第42話 旅立ち

「私も、過去のことをとやかく言うつもりはありません。冒険者である以上、死に方を選べるとは思っていません。大事なのはこれからどうするか、です。アヴァロンちゃんを助け出さないと」


 確かに。アヴァロンは俺の恩人だ。俺に力を貸し、戦い方を教え、絶望から救ってくれた。

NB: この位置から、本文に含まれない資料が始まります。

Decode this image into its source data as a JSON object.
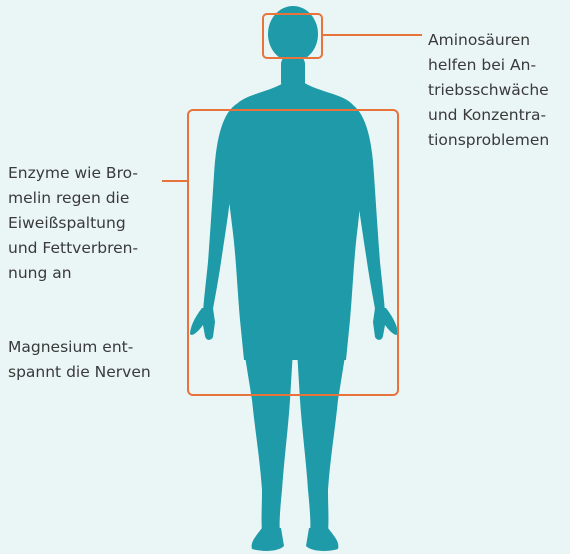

 今度は俺が、いや、俺たちがアヴァロンを助ける番だ。


 俺はエレナに向かって、力強く頷いた。


「和国に入るのは決定事項のようだな。ならば南のサルデス帝国を経由していくといい。カルネス王国からでは陸路になるうえ、山脈を越えねばならない。大規模水魔法の得意な者がいるなら、南方から海路で行く方法を選んだほうが良いだろう」


 確かに、エレナほどの水魔法の使い手がいれば、天候を心配する必要もない。最悪、海を割って歩いていくことも可能だ。


「船は私の方で手配する。だが一応、エレナ・メルセンヌ救出の事実は伏せておくように。魔界の主と、そんな女に肩入れする者として、アルデバランとメルセンヌはお尋ね者扱いされている。無用な騒ぎを起こさないためだ」


 グランドマスターは味方になると心強いな。


「配慮いただきありがとうございます」


「あぁ、気にするな。お前が溶かした剣は弁償してもらうがな」


「うっ、すみません」


 あれだけの激闘を演じた相手とこうして話しているというのも、なんだか不思議な感覚だ。


「あと、車椅子も買ってくれない? 氷で足を創ることもできるけど、ちゃんと動くのを創ると常時集中しないといけないからさ」


「あぁ、そうだな。俺がこっそり買って……って無理か。グランドマスター、頼めますか?」


 俺が訊くと、グランドマスターは呆れたように笑った。